Doug Hintze, manager of the EM Los Alamos Field Office, and Randy Erickson, associate director for environmental programs at Los Alamos National Laboratory, explained the changes that led to advancements in treating remediated nitrate salt drums. Workers have treated more than half of the 60 drums so far.

Hintze said he’d be remiss if he didn’t acknowledge the hundreds of workers critical to improvements.

“These people wanted to make it right so they did step up and take that accountability," he said.

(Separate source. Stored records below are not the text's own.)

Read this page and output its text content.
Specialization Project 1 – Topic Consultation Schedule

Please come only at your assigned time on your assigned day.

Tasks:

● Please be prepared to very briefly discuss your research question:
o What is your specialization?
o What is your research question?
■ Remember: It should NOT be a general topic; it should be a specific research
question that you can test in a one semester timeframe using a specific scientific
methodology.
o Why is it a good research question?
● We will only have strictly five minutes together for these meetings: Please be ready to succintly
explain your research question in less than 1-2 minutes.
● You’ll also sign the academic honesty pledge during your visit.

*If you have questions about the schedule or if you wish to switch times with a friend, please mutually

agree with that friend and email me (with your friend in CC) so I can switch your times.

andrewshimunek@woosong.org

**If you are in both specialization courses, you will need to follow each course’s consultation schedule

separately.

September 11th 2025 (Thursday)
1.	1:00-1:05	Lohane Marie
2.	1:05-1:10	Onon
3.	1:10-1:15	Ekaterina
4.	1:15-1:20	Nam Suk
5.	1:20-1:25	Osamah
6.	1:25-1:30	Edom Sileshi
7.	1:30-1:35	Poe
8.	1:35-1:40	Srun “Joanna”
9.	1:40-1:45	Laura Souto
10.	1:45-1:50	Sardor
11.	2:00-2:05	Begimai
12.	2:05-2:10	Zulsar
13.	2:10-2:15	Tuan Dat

After a drum of remediated nitrate salts ruptured at WIPP in 2014, contributing to the facility’s suspension of operations until earlier this year, the Accident Investigation Board ordered full-scale drum testing. That testing provided insight to improve safety, such as the need to manage pressure inside the drums, according to Erickson.

“We did implement some pressure relief devices as a result of those full-scale drum tests," he said.

Erickson attributed project progress to a “very strong and effective collaboration" between EM and the National Nuclear Security Administration and a “wealth of technical expertise" provided by EM headquarters.

Hintze reflected on other lessons learned, including the importance of peer reviews, clear expectations for stakeholders, respect for all project partners, and the need to “go slow to speed up."

That means work stops when an operator raises a hand after seeing something unexpected.

“Schedule is not important," Hintze said. “Remediating this risk, eliminating the hazard, is the number one thing."

Portsmouth’s X-326 Process Building

For Portsmouth, success means deactivating the X-326 Gaseous Diffusion Process Building, according to Robert Edwards, manager of EM’s Portsmouth/Paducah Project Office.

Demolishing the estimated 2.5-million-square-foot facility, one of three process buildings on the site, will create the “first major skyline change at Portsmouth," he said.

“Getting there wasn’t that easy," Roberts added, emphasizing the benefits of lessons learned from Oak Ridge’s ETTP D&D.

Dennis Carr, site director for contractor Fluor-BWXT Portsmouth, said transitioning the site from commercial nuclear power operations to D&D while adopting DOE’s Integrated Safety Management System and work planning proved challenging.

“I think now there is a very vibrant and very effective safety culture at the facility," Carr said. “We’ve gone all year without a recordable injury."

Early on, the project underestimated the need for nondestructive assay (NDA), which measures the quantities of uranium in pipes and equipment, Carr said.

“Now we have met those needs," Carr said, noting the site’s trained and qualified 250-person NDA organization that has taken more than 1.1 million of the required 1.3 million NDA measurements.

Carr also discussed progress toward building the 5-million-cubic-yard Onsite Waste Disposal Facility.

“We are at the field mobilized today, excavating soil at a pretty blistering rate," he said. “Our objective is first waste placement by the end of calendar year 2020 before we have to shut down for the winter freeze. I’d love to beat that."